C'è una squadra ferita dalla batosta europea che vuole dimenticare e ripartire. E ce n'è un'altra che sogna e vuole continuare a farlo. Ma Roma contro Sampdoria è molto, molto di più. È, a sorpresa, per merito della Samp, la sfida tra la seconda e la terza forza del campionato. È l'incrocio tra due allenatori, Rudy Garcia e Sinisa Mihajlovic, di grande personalità, di quelli che in una squadra sanno fare la differenza. É anche l'incrocio tra due modi di vedere e vivere il calcio: lo stile politically correct del presidente giallorosso James Pallotta, un americano a Roma, e quello ruspante e verace di Massimo Ferrero, un romano (e romanista dichiarato) a Genova.
Va bene che di fronte c'era il Bayern Monaco di Guardiola, banda di fenomeni che quando è in serata diventa inaffrontabile. Ma la Roma ne ha presi 7 e il contraccolpo sul morale c'è stato eccome. Garcia allontana la delusione e guarda oltre. Forte del coro dei tifosi giallorossi dopo la mazzata in Champions «vinceremo il tricolore», sentenzia: «Le grandi vittorie possono essere costruite sulle peggiori sconfitte». E allora, si guarda avanti. «La sconfitta col Bayern Monaco non cancella nulla di quanto fatto da inizio stagione. Abbiamo voltato pagina, questo è un libro differente, e dobbiamo fare subito una grande gara - ha detto - Andremo a Genova per vincere, mi aspetto una squadra ambiziosa».
Ma ambiziosa è anche la Sampdoria di Mihajlovic, uno che con le citazioni filosofiche più o meno dotte va a nozze. Dopo Kennedy e Che Guevara, per l'occasione ruba una frase a Ugo Tognazzi: «Uomo ottimista è colui che ordina le ostriche, sperando di pagarle con la perla trovata». Che c'entra? Lo spiega lui. «Loro sono più forti ma io sono ottimista e voglio battere la Roma. Giocano il miglior calcio d'Italia ma in casa nostra possiamo batterli. Basterà che giochiamo da Sampdoria». E cioè con quello spirito e quella grinta propri dell'allenatore, che ha portato a sorpresa una squadra buona ma senza fenomeni in rosa, sino al terzo posto in classifica. Un'impresa che Sinisa, non ha caso corteggiato da top club come Inter e Napoli «sono l'allenatore della Samp, non mi interessano queste chiacchiere», chiosa, vuole continuare a portare avanti col sogno Europa nel mirino.

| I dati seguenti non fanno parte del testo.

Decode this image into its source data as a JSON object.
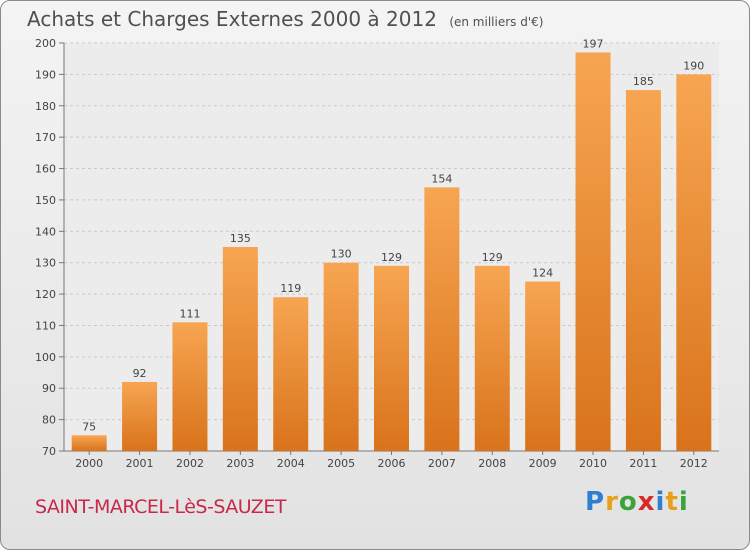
{
  "chart_data": {
    "type": "bar",
    "title": "Achats et Charges Externes 2000 à 2012",
    "unit_note": "(en milliers d'€)",
    "categories": [
      "2000",
      "2001",
      "2002",
      "2003",
      "2004",
      "2005",
      "2006",
      "2007",
      "2008",
      "2009",
      "2010",
      "2011",
      "2012"
    ],
    "values": [
      75,
      92,
      111,
      135,
      119,
      130,
      129,
      154,
      129,
      124,
      197,
      185,
      190
    ],
    "ylim": [
      70,
      200
    ],
    "yticks": [
      70,
      80,
      90,
      100,
      110,
      120,
      130,
      140,
      150,
      160,
      170,
      180,
      190,
      200
    ],
    "grid": true,
    "bar_color_top": "#f7a552",
    "bar_color_bottom": "#d9731b"
  },
  "footer": {
    "location": "SAINT-MARCEL-LèS-SAUZET",
    "logo_letters": [
      {
        "char": "P",
        "color": "#2f7fd0"
      },
      {
        "char": "r",
        "color": "#e8a01a"
      },
      {
        "char": "o",
        "color": "#3aa33a"
      },
      {
        "char": "x",
        "color": "#d8282a"
      },
      {
        "char": "i",
        "color": "#2f7fd0"
      },
      {
        "char": "t",
        "color": "#e8a01a"
      },
      {
        "char": "i",
        "color": "#3aa33a"
      }
    ]
  }
}
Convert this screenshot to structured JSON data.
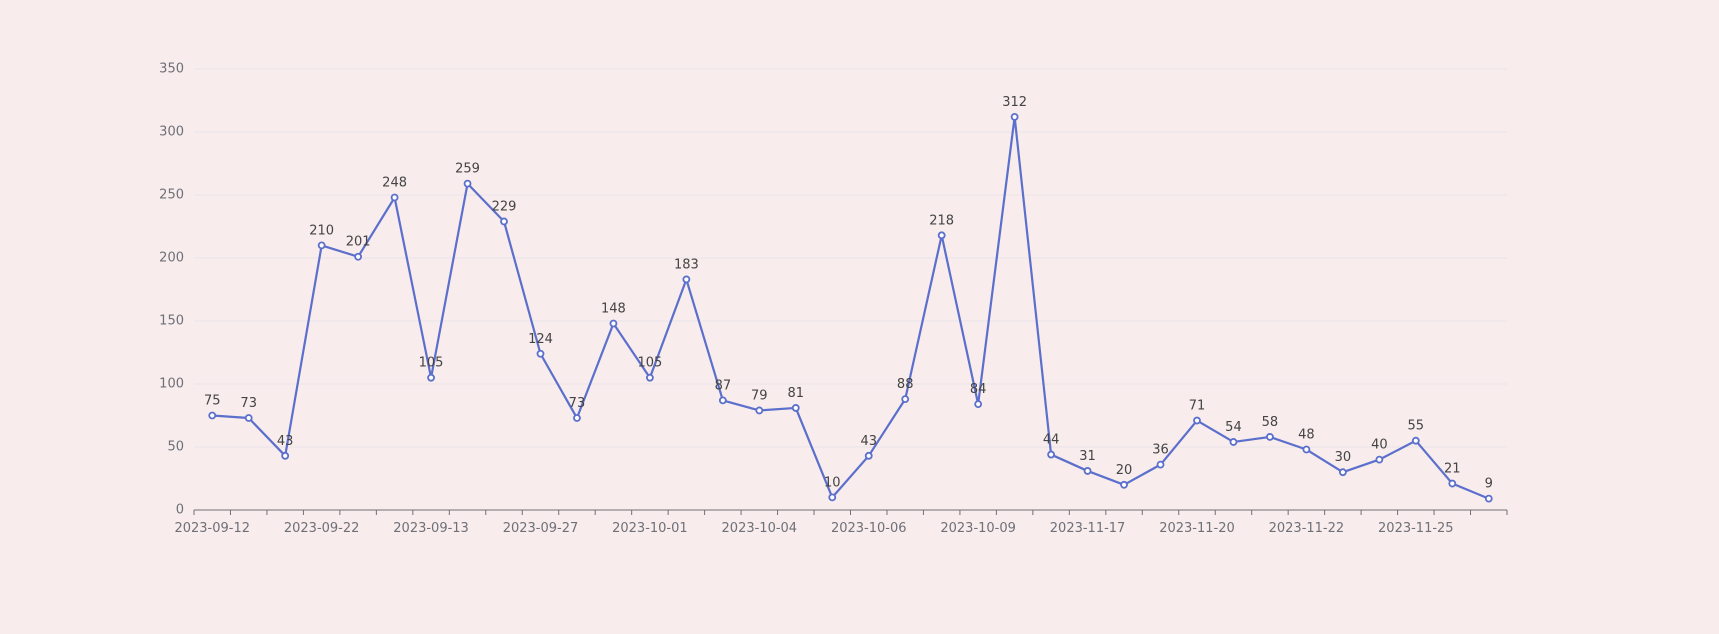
{
  "chart_data": {
    "type": "line",
    "title": "",
    "xlabel": "",
    "ylabel": "",
    "ylim": [
      0,
      350
    ],
    "yticks": [
      0,
      50,
      100,
      150,
      200,
      250,
      300,
      350
    ],
    "grid": true,
    "legend": "none",
    "categories": [
      "2023-09-12",
      "",
      "",
      "2023-09-22",
      "",
      "",
      "2023-09-13",
      "",
      "",
      "2023-09-27",
      "",
      "",
      "2023-10-01",
      "",
      "",
      "2023-10-04",
      "",
      "",
      "2023-10-06",
      "",
      "",
      "2023-10-09",
      "",
      "",
      "2023-11-17",
      "",
      "",
      "2023-11-20",
      "",
      "",
      "2023-11-22",
      "",
      "",
      "2023-11-25",
      "",
      ""
    ],
    "series": [
      {
        "values": [
          75,
          73,
          43,
          210,
          201,
          248,
          105,
          259,
          229,
          124,
          73,
          148,
          105,
          183,
          87,
          79,
          81,
          10,
          43,
          88,
          218,
          84,
          312,
          44,
          31,
          20,
          36,
          71,
          54,
          58,
          48,
          30,
          40,
          55,
          21,
          9
        ]
      }
    ]
  },
  "colors": {
    "line": "#5b6fcc",
    "background": "#f8ecec"
  }
}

Ma stasera in tribuna al Ferraris molti occhi saranno puntati su Massimo Ferrero, patron blucerchiato. Se il presidente della Roma è un «moderato» come Pallotta, uno che nell'infuocato post Juve-Roma fa il pompiere e calma tutti, «er viperetta» è uno che dice quel che pensa e pensa di tutto. E di più. Verace, pittoresco, colorito. A volte sgrammaticato, altre al limite del buongusto. Ma vero e autentico fino all'eccesso, nel bene e nel male. Si parla di Sla? E lui devolve l'incasso di Samp-Torino alla ricerca. Alluvione a Genova? E lui stressa il Palazzo del calcio perché si adoperi concretamente a favore della città. C'è la partita? E lui si agita come un ossesso, non sta fermo un attimo, grida e fa gli scongiuri. È romano, è romanista. È arrivato a Genova come un ciclone e finora il suo entusiasmo dilagante ha contribuito a portare in alto, ben oltre le aspettative, la Sampdoria.
Se Pallotta dopo il Bayern tranquillizza «un incidente verso la gloria», Ferrero impazza su Twitter e spara: «Gli facciamo tre gol e li salutiamo» e a chi, romanista, gli scrive «presidè, ne prendete 3», risponde: «Poesse, ma voi 4. Ciao bello de casa».Okaka contro Gervinho? Gabbiadini contro Totti? Certo. Ma in questo Sampdoria-Roma c'è molto, molto di più.